Do you have any exciting projects on the horizon beyond Intrepid, or is that your focus until it's done?
I'm always a bit hesitant to talk about work-in-progress projects, as so many of our prototypes don't make it past the initial playtesting phase. That said, I'm working on a few projects that might someday see the light of day (knock on wood). One is a very light, almost party-game-style card game called Misadventure. In a somewhat satirical-fantasy setting, players take the role of misfit adventurers, questing for treasure. Players need to work together in order to survive, but it's definitely not a co-op. The player with the most treasure wins the game, so players are encouraged to backstab and betray each other every chance they get. It's a game that definitely brings me back to my roots with lots of gags and silly humor.

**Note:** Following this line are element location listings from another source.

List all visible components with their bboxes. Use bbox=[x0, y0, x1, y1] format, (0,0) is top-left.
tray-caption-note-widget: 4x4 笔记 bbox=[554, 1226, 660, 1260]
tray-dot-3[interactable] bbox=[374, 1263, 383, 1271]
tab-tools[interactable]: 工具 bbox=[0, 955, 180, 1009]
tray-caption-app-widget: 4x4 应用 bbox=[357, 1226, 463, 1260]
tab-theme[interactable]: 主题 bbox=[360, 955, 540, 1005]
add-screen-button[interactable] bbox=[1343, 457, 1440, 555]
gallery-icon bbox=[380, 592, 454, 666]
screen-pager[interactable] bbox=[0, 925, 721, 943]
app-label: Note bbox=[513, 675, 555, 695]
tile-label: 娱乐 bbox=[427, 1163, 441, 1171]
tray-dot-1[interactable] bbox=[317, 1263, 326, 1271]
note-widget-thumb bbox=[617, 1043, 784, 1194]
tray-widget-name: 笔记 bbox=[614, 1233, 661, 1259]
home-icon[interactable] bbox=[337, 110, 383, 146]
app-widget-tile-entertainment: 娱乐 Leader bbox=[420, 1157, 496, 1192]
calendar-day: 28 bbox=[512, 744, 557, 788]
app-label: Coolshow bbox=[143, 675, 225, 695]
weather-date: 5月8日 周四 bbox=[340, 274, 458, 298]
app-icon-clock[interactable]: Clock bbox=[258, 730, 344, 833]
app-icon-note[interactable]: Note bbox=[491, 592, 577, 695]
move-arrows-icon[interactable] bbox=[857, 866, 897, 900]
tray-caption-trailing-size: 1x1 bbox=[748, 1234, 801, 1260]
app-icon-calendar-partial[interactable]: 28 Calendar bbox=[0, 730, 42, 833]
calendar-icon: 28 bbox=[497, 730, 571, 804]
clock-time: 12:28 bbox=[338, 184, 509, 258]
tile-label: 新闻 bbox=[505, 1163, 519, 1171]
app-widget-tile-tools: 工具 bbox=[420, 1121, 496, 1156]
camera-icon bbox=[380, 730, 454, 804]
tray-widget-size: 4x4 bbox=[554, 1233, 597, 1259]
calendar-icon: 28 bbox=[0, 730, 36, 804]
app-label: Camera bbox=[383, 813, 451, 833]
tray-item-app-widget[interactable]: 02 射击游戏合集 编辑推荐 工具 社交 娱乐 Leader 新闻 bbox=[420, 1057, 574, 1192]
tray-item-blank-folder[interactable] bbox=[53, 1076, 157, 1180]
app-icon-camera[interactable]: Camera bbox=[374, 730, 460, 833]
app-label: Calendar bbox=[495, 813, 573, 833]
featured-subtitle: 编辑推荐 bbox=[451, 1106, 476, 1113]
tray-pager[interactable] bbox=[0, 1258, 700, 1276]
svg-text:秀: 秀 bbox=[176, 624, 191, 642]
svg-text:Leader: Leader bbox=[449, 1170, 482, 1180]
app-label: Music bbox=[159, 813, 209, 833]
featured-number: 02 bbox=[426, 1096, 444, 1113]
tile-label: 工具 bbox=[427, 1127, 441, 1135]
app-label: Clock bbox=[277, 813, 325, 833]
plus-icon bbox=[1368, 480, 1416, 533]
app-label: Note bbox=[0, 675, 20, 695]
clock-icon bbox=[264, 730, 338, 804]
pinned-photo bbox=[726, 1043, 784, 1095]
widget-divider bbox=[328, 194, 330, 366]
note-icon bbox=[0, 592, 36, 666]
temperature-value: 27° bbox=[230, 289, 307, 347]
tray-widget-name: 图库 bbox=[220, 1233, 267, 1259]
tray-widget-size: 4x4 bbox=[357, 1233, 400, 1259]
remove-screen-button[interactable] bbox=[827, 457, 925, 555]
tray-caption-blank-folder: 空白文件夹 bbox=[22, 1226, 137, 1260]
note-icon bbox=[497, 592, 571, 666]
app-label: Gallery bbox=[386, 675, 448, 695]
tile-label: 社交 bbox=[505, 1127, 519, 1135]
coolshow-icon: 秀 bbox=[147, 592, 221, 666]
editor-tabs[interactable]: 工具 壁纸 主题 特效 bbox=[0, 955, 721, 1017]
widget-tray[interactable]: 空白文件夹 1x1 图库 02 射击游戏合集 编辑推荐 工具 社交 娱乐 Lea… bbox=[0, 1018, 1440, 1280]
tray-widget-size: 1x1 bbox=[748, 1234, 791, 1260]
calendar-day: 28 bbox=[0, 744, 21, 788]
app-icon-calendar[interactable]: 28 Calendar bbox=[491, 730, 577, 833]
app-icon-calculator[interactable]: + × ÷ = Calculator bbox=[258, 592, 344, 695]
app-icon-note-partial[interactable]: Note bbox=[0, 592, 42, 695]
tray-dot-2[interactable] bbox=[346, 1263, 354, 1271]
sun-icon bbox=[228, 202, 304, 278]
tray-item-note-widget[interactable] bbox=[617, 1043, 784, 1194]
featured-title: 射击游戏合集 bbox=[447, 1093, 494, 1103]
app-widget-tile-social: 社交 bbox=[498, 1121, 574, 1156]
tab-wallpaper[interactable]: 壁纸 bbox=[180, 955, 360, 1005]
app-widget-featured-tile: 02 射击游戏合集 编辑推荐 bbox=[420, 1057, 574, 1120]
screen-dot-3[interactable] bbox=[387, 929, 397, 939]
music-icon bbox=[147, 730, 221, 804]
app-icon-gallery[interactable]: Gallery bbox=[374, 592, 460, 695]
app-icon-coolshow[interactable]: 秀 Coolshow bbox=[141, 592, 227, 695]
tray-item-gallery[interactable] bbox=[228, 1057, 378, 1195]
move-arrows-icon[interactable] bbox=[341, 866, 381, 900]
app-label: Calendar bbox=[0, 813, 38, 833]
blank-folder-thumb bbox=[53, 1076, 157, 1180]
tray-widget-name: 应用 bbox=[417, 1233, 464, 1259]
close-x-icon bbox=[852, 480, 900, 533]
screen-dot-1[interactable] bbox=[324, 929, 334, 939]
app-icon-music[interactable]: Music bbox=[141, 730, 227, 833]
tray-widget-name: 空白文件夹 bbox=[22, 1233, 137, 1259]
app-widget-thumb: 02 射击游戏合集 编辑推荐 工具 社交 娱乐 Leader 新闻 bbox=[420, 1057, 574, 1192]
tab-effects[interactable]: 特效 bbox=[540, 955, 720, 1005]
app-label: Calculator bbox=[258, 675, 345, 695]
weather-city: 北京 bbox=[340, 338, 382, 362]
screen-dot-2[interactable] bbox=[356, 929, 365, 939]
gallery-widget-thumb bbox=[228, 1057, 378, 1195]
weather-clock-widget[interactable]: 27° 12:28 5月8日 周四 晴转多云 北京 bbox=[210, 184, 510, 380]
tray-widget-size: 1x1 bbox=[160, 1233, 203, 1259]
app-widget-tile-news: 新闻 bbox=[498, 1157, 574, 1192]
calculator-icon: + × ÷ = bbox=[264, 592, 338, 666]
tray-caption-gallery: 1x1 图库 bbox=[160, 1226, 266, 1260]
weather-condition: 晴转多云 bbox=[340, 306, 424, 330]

The other design I'm working on that, though it's even further away from being an actual game, is a cooperative, asymmetric "4X" style game, where each player is uniquely dedicated to their own "X". One player is playing an exploration/survival game, while another player is playing a city/engine-building game, and another is playing a pick-up-and-deliver/logistics game, and another is playing a strategic war game. Each player is dependant on the others to succeed at what they are trying to do. It's a bit kooky and wild, but, hopefully, in just the right way to make a splash. We'll see!
Anything else you'd like to share?
I'd just like to encourage anyone who hasn't checked out Intrepid to go take a look. If you're not really into cooperative games, it might just be the one for you. Players take their turns simultaneously, so there are virtually no opportunities for "alpha-players" that crop up and take over. And with 8 completely asymmetric characters to try, and 3 completely different disasters to face up against, I really think the game is something pretty cool.
A big thanks to Jeff Beck for taking the time to answer my questions. Do check out Intrepid if you haven’t already, as I really can’t wait to play it.